2. The method of claim 1 wherein at least one of said reactive materials comprises a mixture of a metal oxide and a reactive metal.

3. The method of claim 2 wherein said metal oxide is selected from the group consisting of ferrous ferric oxide, ferric oxide, cupric oxide, stannic oxide, titanium dioxide, manganese dioxide and chromium sesquioxide.

4. The method of claim 2 wherein said reactive metal is selected from the group consisting of aluminum, sodium, potassium and magnesium.

5. The method of claim 1 wherein at least one of said reactive materials comprises a gas producing substance.

6. The method of claim 5 wherein said gas producing substance is water.

7. The method of claim 5 wherein said gas producing substance is hydrogen peroxide.

8. The method of claim 1 wherein at least one of said reactive materials comprises a liquid containing oxygen wherein oxygen is released when said exothermic reaction occurs.

9. The method of claim 1 wherein said boring step comprises boring a plurality of said bore holes.

10. The method of claim 9 wherein said boring step comprises boring said plurality of bore holes in a surface of the solid material.

11. The method of claim 10 wherein said boring step comprises boring said plurality of bore holes in two orthogonal directions across said surface.

12. The method of claim 11 wherein said boring step comprises boring said plurality of bore holes evenly in said two orthogonal directions.

13. The method of claim 9 wherein said boring step comprises boring said plurality of bore holes in an array.

14. The method of claim 9 wherein said boring step comprises boring said plurality of bore holes in rows and columns.

15. The method of claim 9 wherein said boring step comprises boring individual bore holes in alternate rows in positions adjacent spaces between bore holes in adjacent rows.
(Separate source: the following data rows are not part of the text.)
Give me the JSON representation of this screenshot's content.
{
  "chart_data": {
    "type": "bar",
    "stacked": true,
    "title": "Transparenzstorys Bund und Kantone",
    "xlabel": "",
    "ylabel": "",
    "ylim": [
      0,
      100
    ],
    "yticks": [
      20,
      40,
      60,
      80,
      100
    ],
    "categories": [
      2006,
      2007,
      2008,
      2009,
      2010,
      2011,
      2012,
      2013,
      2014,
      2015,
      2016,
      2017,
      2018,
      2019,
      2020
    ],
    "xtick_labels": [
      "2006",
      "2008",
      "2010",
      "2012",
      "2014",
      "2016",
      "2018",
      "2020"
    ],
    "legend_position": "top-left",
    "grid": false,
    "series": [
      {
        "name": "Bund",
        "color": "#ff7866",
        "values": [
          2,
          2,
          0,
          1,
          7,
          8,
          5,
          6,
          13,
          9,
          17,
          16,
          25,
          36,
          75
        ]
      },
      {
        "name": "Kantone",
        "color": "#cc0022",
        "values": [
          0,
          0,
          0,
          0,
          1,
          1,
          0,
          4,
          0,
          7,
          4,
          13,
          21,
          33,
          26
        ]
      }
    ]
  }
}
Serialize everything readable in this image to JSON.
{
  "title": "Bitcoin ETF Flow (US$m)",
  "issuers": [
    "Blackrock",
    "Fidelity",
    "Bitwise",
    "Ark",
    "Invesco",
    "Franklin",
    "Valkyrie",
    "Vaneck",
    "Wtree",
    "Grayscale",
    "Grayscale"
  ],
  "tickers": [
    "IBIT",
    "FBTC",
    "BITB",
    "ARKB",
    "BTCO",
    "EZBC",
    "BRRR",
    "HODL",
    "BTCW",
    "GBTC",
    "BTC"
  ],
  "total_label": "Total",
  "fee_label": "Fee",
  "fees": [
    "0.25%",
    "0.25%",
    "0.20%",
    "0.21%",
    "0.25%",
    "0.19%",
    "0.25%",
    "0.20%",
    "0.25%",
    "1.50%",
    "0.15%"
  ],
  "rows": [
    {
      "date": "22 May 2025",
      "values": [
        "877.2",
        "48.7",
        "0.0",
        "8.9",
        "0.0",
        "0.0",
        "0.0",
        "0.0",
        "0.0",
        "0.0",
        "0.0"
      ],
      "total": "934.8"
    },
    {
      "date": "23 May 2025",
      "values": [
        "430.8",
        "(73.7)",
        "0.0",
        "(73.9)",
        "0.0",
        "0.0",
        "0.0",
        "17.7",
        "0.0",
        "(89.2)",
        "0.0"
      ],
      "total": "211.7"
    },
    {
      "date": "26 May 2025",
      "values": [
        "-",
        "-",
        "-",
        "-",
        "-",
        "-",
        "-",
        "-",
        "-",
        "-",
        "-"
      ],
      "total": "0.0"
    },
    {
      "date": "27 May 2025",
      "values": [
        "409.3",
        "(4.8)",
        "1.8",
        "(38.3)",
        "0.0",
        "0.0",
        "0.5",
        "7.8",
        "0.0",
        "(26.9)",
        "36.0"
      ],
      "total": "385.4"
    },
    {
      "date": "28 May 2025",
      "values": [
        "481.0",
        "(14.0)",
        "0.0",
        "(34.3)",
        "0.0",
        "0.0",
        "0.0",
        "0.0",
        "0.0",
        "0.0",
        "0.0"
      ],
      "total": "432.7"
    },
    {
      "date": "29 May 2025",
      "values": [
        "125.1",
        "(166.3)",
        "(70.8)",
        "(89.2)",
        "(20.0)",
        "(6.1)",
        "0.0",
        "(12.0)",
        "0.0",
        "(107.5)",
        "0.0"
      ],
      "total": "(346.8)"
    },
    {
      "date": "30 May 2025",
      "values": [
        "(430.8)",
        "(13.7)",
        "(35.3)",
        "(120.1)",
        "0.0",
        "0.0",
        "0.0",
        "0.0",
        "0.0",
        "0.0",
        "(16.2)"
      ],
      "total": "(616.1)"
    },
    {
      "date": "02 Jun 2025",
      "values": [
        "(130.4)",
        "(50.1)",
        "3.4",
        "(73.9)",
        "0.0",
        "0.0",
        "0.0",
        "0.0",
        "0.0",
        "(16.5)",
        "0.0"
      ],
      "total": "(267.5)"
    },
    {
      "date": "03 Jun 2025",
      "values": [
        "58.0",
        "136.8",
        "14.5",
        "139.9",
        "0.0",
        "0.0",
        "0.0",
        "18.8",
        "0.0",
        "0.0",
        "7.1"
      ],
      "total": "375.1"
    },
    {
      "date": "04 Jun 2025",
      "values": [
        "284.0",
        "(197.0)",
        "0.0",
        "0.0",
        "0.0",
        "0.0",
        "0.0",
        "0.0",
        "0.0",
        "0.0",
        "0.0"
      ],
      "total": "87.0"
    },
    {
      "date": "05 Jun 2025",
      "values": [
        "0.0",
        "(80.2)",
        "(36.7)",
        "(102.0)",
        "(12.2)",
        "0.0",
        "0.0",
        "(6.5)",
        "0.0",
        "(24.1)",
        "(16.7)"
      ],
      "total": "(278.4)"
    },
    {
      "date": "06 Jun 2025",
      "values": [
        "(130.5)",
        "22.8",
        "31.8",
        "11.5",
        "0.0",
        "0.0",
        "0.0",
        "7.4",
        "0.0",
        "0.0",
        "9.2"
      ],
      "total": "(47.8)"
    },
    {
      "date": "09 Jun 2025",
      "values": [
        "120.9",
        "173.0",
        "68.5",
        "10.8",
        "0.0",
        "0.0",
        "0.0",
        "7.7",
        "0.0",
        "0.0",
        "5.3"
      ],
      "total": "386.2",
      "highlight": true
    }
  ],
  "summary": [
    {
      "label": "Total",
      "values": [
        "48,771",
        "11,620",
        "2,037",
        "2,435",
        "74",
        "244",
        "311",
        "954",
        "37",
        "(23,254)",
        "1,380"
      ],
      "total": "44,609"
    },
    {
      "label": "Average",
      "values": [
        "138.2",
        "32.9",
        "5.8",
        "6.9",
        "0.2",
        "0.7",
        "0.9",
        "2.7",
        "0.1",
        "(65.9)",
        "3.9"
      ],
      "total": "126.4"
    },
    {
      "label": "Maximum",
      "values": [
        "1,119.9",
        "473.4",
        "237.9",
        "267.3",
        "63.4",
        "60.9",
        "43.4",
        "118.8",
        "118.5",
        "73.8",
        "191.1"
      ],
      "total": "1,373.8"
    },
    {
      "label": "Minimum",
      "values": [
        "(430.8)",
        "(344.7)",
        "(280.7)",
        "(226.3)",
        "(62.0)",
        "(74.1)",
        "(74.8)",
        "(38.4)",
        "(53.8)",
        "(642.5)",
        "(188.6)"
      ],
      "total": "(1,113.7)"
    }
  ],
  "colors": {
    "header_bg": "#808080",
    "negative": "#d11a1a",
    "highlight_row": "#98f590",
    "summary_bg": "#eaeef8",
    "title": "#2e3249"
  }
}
16. The method of claim 1 wherein the step of initiating the exothermic reaction comprises introducing an igniter into the reactive materials and using the igniter to initiate the exothermic reaction.

17. A kit for fracturing a solid material, the kit comprising reactive materials capable of an exothermic reaction to produce a liquid and a gas, and an igniter for initiating the reaction wherein the reactive materials are introducible into at least one bore hole formed in the solid material to create a sealed bore hole and upon initiation by the igniter the production of the liquid and the gas generates pressure within the sealed bore hole to fracture the solid material with the liquid tending to temporarily seal initial fractures to maintain the sealed bore hole and assist pressure to develop.

18. The kit of claim 17 wherein at least one of said reactive materials comprises a mixture of a metal oxide and a reactive metal.

19. The kit of claim 18 wherein said metal oxide is selected from the group consisting of ferrous ferric oxide, ferric oxide, cupric oxide, stannic oxide, titanium dioxide, manganese dioxide and chromium sesquioxide.

20. The kit of claim 18 wherein said reactive metal comprises aluminum, sodium, potassium, and magnesium.

21. The kit of claim 17 wherein at least one of said reactive materials comprises a gas producing substance.

22. The kit of claim 21 wherein said gas producing substance is water.

23. The kit of claim 21 wherein said gas producing substance is hydrogen peroxide.

24. The kit of claim 17 wherein at least one of said reactive materials comprises a liquid containing oxygen wherein oxygen is released when said exothermic reaction occurs.